Will the pass rush be able to get to Rex Grossman. The defense is scared of Grossman's deep ball, but not of his dink and dunk techniques. If they can get pressure on him when he drops back to set up for deep passes to Bernard Berrian, it would make it much easier on the secondary. Patrick Kerney and Darryl Tapp still are switched at defensive end, so that throws a wrinkle into things, and Tapp has a shoulder stinger. Julian Peterson may be the key player in this portion of the game.
Can Deon Grant and Brian Russell prevent Chicago's receivers from getting behind them? Isn't it interesting that it seems like we have not mentioned Grant's name in a number of weeks. I remember him getting beat him Cleveland a few times, he seemed like a non-entity against San Francisco. He is due to make some plays. This would be a good time.
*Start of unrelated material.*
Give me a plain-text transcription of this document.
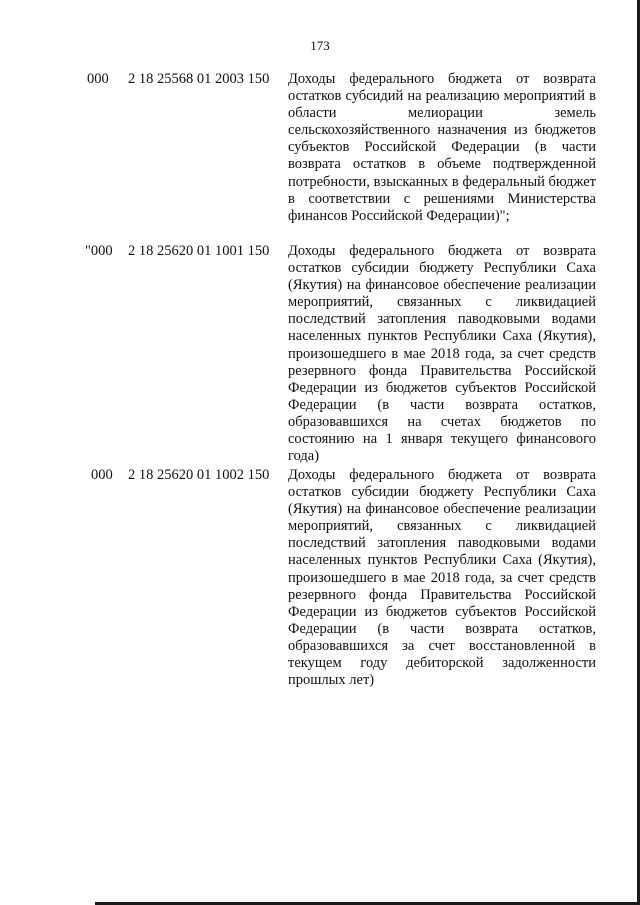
173
000 2 18 25568 01 2003 150 Доходы федерального бюджета от возврата остатков субсидий на реализацию мероприятий в области мелиорации земель сельскохозяйственного назначения из бюджетов субъектов Российской Федерации (в части возврата остатков в объеме подтвержденной потребности, взысканных в федеральный бюджет в соответствии с решениями Министерства финансов Российской Федерации)";
"000 2 18 25620 01 1001 150 Доходы федерального бюджета от возврата остатков субсидии бюджету Республики Саха (Якутия) на финансовое обеспечение реализации мероприятий, связанных с ликвидацией последствий затопления паводковыми водами населенных пунктов Республики Саха (Якутия), произошедшего в мае 2018 года, за счет средств резервного фонда Правительства Российской Федерации из бюджетов субъектов Российской Федерации (в части возврата остатков, образовавшихся на счетах бюджетов по состоянию на 1 января текущего финансового года)
000 2 18 25620 01 1002 150 Доходы федерального бюджета от возврата остатков субсидии бюджету Республики Саха (Якутия) на финансовое обеспечение реализации мероприятий, связанных с ликвидацией последствий затопления паводковыми водами населенных пунктов Республики Саха (Якутия), произошедшего в мае 2018 года, за счет средств резервного фонда Правительства Российской Федерации из бюджетов субъектов Российской Федерации (в части возврата остатков, образовавшихся за счет восстановленной в текущем году дебиторской задолженности прошлых лет)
How will another Deion, Branch, make a difference in the passing game? For one, he pushes Bobby Engram and Nate Burleson deeper into the rotation, which could hurt since to me Burleson is the most explosive player on the field at times. However, Branch I think runs better routes and is more savvy, not the type to give up on routes like Burleson has been guilty of this year.
Will the special teams get their act together? They had a poor week against SF, and have had some glaring mistakes this year, though they also have won some games via Burleson's legs. A solid performance from them, especially covering Devin Hester, or better yet keeping the ball away from him, would be a nice improvement that could make the difference in the game.